What a shame then, that on this most divisive of albums, Bowie chooses to end with something as stupid as 'Lady Grinning Soul'. This song's comparison with a Bond theme (and the similarities are obvious) don't serve to elevate it; instead it is reduced to cult status for some, mediocrity for the rest. It drags Bowie down to the same level as Duran Duran and, for heaven's sake, Madonna. Who the hell wants to bracketed alongside them?! To take a more objective criticm, the production is terribly skewed towards the Franz Liszt-induced piano, drowning Bowie out at almost every turn.

Bowie described Aladdin Sane as "Ziggy goes to America", on account of the fact that all the songs were written while the band was on the road.² That might help to explain both why the album was very popular in America, and why the press have always been in two minds about it.
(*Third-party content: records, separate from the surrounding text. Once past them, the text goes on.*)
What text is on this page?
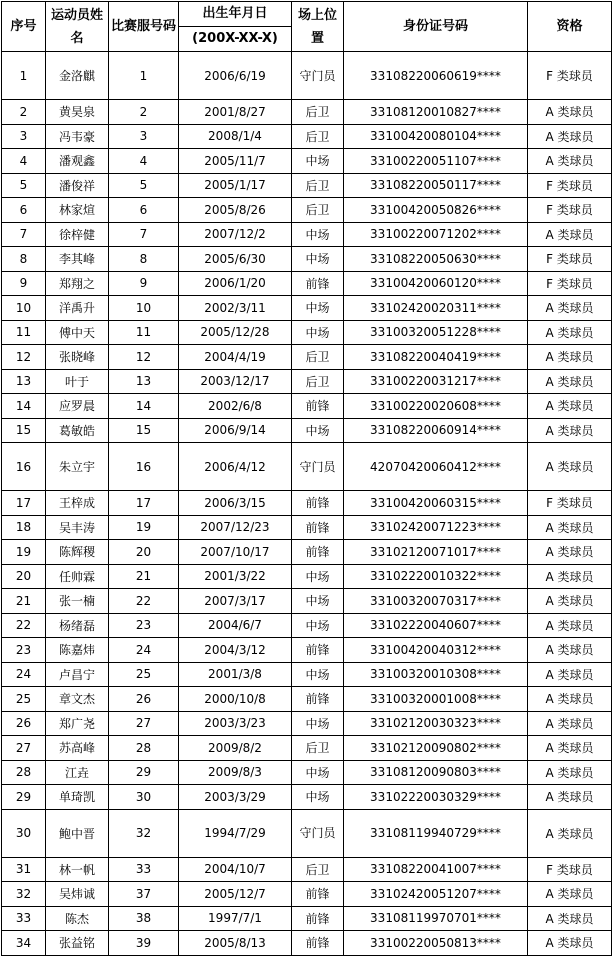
序号	运动员姓名	比赛服号码	出生年月日	场上位置	身份证号码	资格
			(200X-XX-X)			
1	金洛麒	1	2006/6/19	守门员	33108220060619****	F 类球员
2	黄昊泉	2	2001/8/27	后卫	33108120010827****	A 类球员
3	冯韦豪	3	2008/1/4	后卫	33100420080104****	A 类球员
4	潘观鑫	4	2005/11/7	中场	33100220051107****	A 类球员
5	潘俊祥	5	2005/1/17	后卫	33108220050117****	F 类球员
6	林家煊	6	2005/8/26	后卫	33100420050826****	F 类球员
7	徐梓健	7	2007/12/2	中场	33100220071202****	A 类球员
8	李其峰	8	2005/6/30	中场	33108220050630****	F 类球员
9	郑翔之	9	2006/1/20	前锋	33100420060120****	F 类球员
10	洋禹升	10	2002/3/11	中场	33102420020311****	A 类球员
11	傅中天	11	2005/12/28	中场	33100320051228****	A 类球员
12	张晓峰	12	2004/4/19	后卫	33108220040419****	A 类球员
13	叶于	13	2003/12/17	后卫	33100220031217****	A 类球员
14	应罗晨	14	2002/6/8	前锋	33100220020608****	A 类球员
15	葛敏皓	15	2006/9/14	中场	33108220060914****	A 类球员
16	朱立宇	16	2006/4/12	守门员	42070420060412****	A 类球员
17	王梓成	17	2006/3/15	前锋	33100420060315****	F 类球员
18	吴丰涛	19	2007/12/23	前锋	33102420071223****	A 类球员
19	陈辉稷	20	2007/10/17	前锋	33102120071017****	A 类球员
20	任帅霖	21	2001/3/22	中场	33102220010322****	A 类球员
21	张一楠	22	2007/3/17	中场	33100320070317****	A 类球员
22	杨绪磊	23	2004/6/7	中场	33102220040607****	A 类球员
23	陈嘉炜	24	2004/3/12	前锋	33100420040312****	A 类球员
24	卢昌宁	25	2001/3/8	中场	33100320010308****	A 类球员
25	章文杰	26	2000/10/8	前锋	33100320001008****	A 类球员
26	郑广尧	27	2003/3/23	中场	33102120030323****	A 类球员
27	苏高峰	28	2009/8/2	后卫	33102120090802****	A 类球员
28	江垚	29	2009/8/3	中场	33108120090803****	A 类球员
29	单琦凯	30	2003/3/29	中场	33102220030329****	A 类球员
30	鲍中晋	32	1994/7/29	守门员	33108119940729****	A 类球员
31	林一帆	33	2004/10/7	后卫	33108220041007****	F 类球员
32	吴炜诚	37	2005/12/7	前锋	33102420051207****	A 类球员
33	陈杰	38	1997/7/1	前锋	33108119970701****	A 类球员
34	张益铭	39	2005/8/13	前锋	33100220050813****	A 类球员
For some, it is a great departure from the glam rock era; for others, it is an album with style but no substance, the musical equivalent of David Cameron. The best way to pass judgement on it is to compare it with its predecessor. The character may be effectively the same, but Aladdin Sane has no overlying concept - it's not a rock opera. But it's better than Ziggy Stardust because musically it has a lot more substance and variety, even at the cost of being a more united album. It may not have a concept, but then the storyline on Ziggy Stardust was so convoluted that it became lost in the melody. Here, the melody is within set boundaries which allow the lyrics to burst forth and create something a lot more memorable, and a lot more enduring.

3.80 out of 5


¹ Roy Carr & Charles Shaar Murray, Bowie: An Illustrated Record (London: Avon Books, 1981), p.52 - cited in 'The Jean Genie', Accessed on December 9 2007.

² Nicholas Pegg, The Complete David Bowie (London: Reynolds & Hearn, 2000), pp.281-3 - cited in 'Aladdin Sane', Accessed on December 8 2007.